Recently Steve Duplessie posted a video blog; he was inspired by sights during a trip to Italy to ponder the fact that much in IT doesn’t go away. That in turn (perhaps motivated by my lack of an Italian visit!?) made me think about the things in IT that we actually do want to get rid of, or at least reduce…and how those very things are the main reasons why some infrastructural approaches stay with us for the long term! Here’s my video commentary:
Steve Duplessie, ESG's esteemed founder, he is my boss, recently posted a video capsule that was engaging and insightful. Inspired by visits to Pompeii and Rome, Steve pointed out that things in IT often change in detail but don't go away in principle or even practice. Mainframes, servers, tape, etc. persist. Clouds, flash or containers won't obliterate everything that preceded them.

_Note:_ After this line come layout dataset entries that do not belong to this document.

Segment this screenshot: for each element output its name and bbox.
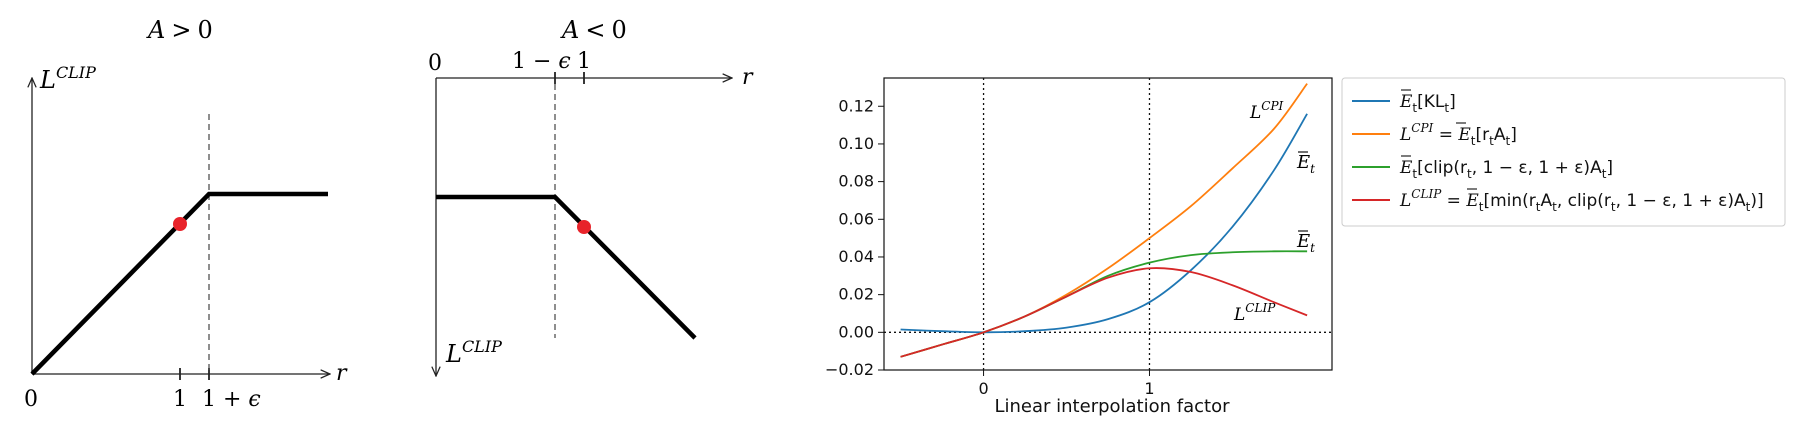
reference-lines: [884, 78, 1332, 370]
mid-tick-label-0: 0: [428, 51, 442, 76]
mid-tick-label-1: 1: [577, 49, 591, 74]
x-tick-label: 1: [1144, 379, 1154, 398]
y-tick-label: −0.02: [825, 360, 874, 379]
annotation-et-2: Et: [1296, 231, 1315, 255]
y-tick-label: 0.12: [838, 96, 874, 115]
left-panel: A >0 LCLIP r 0 1 1 + ϵ: [24, 16, 348, 412]
plot-frame: [883, 77, 1333, 371]
series-kl-line: [900, 113, 1308, 334]
annotation-lcpi: LCPI: [1249, 99, 1284, 123]
y-tick-label: 0.02: [838, 285, 874, 304]
curves: [900, 83, 1308, 358]
mid-marker: [577, 220, 591, 234]
left-tick-label-1: 1: [173, 387, 187, 412]
legend-box: [1341, 77, 1786, 227]
legend-label-lcpi: LCPI = Et[rtAt]: [1399, 121, 1517, 148]
series-lclip-line: [900, 267, 1308, 358]
y-tick-label: 0.00: [838, 322, 874, 341]
y-tick-label: 0.04: [838, 247, 874, 266]
y-tick-label: 0.06: [838, 209, 874, 228]
left-tick-label-1eps: 1 + ϵ: [202, 387, 261, 412]
left-tick-label-0: 0: [24, 387, 38, 412]
annotation-et-1: Et: [1296, 152, 1315, 176]
right-xlabel: Linear interpolation factor: [994, 396, 1230, 417]
left-xlabel: r: [336, 361, 348, 386]
series-lcpi-line: [900, 83, 1308, 358]
mid-xlabel: r: [742, 65, 754, 90]
left-clip-curve: [30, 191, 328, 376]
left-marker: [173, 217, 187, 231]
mid-clip-curve: [436, 194, 697, 340]
x-tick-label: 0: [978, 379, 988, 398]
mid-title: A <0: [560, 16, 627, 44]
left-title: A >0: [146, 16, 213, 44]
legend-label-clip: Et[clip(rt, 1 − ε, 1 + ε)At]: [1399, 158, 1613, 181]
mid-tick-label-1meps: 1 − ϵ: [512, 49, 571, 74]
middle-panel: A <0 r LCLIP 0 1 − ϵ 1: [428, 16, 754, 376]
y-ticks: −0.02 0.00 0.02 0.04 0.06 0.08 0.10 0.12: [825, 96, 884, 379]
left-ylabel: LCLIP: [39, 63, 96, 94]
y-tick-label: 0.08: [838, 172, 874, 191]
mid-ylabel: LCLIP: [445, 337, 502, 368]
y-tick-label: 0.10: [838, 134, 874, 153]
legend-label-lclip: LCLIP = Et[min(rtAt, clip(rt, 1 − ε, 1 +…: [1399, 187, 1764, 214]
legend: Et[KLt] LCPI = Et[rtAt] Et[clip(rt, 1 − …: [1341, 77, 1786, 227]
annotation-lclip: LCLIP: [1233, 301, 1276, 325]
legend-label-kl: Et[KLt]: [1399, 92, 1456, 115]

It reminded me of a balancing truism. The things in IT that we have always wanted to get rid of or at least reduce: cost, time, management effort, and risk. There's an important link here. Important because it's a reminder to focus on what's really needed rather than being distracted by shiny IT objects.
The reason the things Dupe talked about as not going away stay is not nostalgia or laziness or inertia, but it's simply because they continue to serve some of more of those other foundational desires. Some things do go away. Punch cards and fax machines are chariots that got replaced by mopeds and cars. But things that are good at optimizing or reducing resource usage and risk will stay.
So while private data centers might not optimize cost or even flexibility, they are perceived as helping to control risk. Meantime, clouds and containers will find their place and will stick around as long as they continue to help get rid of something. In their cases, it's some mix of time, cost, and effort that we do want to go away.